By ignoring God in a very simple request, I was living in sin, and as a result of that, God's grace began to lift, and I started to feel it.  I started out 2015 not having full use of my eyes for a good two weeks, I couldn't do any work on the computer, and as a result our finances took a major hit.  After working so hard for the past year, and feeling justified in the times I did obey God, I was pretty angry when things started to go sour real fast.  During those two weeks, I had a little tantrum and decided I was going to ignore God even more and shut out the world with all it's demands and wallow in my pity-party.  As you assume, things didn't get any better.  I didn't understand the why behind things going wrong until recently when I humbled myself enough to ask God about it.  He graciously and gently revealed all these things I have written to you now, and I am most certainly humbled by it all.  Many of the things on our plate were God-sized things, and let me tell you God-sized tasks do not work without God in it!

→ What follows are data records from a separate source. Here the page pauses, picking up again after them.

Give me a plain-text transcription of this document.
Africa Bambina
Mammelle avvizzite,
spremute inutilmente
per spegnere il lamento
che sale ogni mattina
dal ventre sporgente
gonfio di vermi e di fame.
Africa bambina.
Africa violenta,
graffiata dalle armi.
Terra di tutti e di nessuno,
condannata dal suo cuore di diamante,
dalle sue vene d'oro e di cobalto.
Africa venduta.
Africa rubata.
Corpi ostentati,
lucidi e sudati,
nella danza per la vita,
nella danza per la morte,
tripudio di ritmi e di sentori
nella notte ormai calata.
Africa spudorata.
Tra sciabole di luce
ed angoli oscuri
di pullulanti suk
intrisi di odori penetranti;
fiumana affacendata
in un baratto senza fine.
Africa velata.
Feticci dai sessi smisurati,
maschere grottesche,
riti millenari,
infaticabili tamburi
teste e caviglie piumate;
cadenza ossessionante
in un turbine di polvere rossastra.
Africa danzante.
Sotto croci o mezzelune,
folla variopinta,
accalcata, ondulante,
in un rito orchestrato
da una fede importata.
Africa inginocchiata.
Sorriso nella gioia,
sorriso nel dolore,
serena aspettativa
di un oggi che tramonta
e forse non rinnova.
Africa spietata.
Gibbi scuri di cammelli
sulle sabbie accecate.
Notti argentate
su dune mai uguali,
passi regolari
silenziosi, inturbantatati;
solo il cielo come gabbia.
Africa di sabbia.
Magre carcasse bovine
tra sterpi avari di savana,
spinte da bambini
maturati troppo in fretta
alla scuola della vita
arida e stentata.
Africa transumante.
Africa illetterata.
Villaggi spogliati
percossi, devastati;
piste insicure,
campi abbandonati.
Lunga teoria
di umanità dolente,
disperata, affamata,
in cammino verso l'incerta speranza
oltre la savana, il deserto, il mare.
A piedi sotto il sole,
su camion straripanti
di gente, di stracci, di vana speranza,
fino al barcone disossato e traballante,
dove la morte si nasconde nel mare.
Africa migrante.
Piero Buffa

It is not enough to obey God eighty percent of the time, or in the things that are comfortable, convenient, and easy.  Sometimes we need to evaluate our plan and figure out if we ever gave God a place or a say in it.  If I'm too busy to do the things God asks of me, well then I'm just too busy.  One thing I have learned from the whole cancer journey is that we only have so much time, and time is a very precious thing.  You don't get it back, and you don't get do-over's if you waste it.  If God isn't first when it comes to rationing out my time each day, then I am most definitely wasting it.  I think I can tend to keep a tally of the times I obey God in small things and in big things, and convince myself I'm on track, but God doesn't see things the way we do.  He looks at the here and now, forgetting what is behind and straining toward what is ahead to win the prize for which He calls us heavenward, always posing the question: "Are you going to obey Me in the here and now with your time?"

Looking back through my little "tally of obedience" I can see that every time I chose to say "yes" to God in the now whether it required making the time, laying my will down and how I think it should be done, or putting someone else's need above my own, every time I experienced light, unspeakable joy, and the essence of what Jesus said "life to the fullest."  Maybe over the next 52 week, I will share some of them with you, not to serve as a way to pat myself on the back for a job well done, but as a means to show you that life with my amazing, omniscient and omnipotent God is incredibly full....even when I completely blow it.  In the year ahead, I pray that I don't just try to stay focused, or say "yes" just when it's convenient or easy, and in faith, knowing it will be a year of adventure doing what ever God designed me to apply myself to.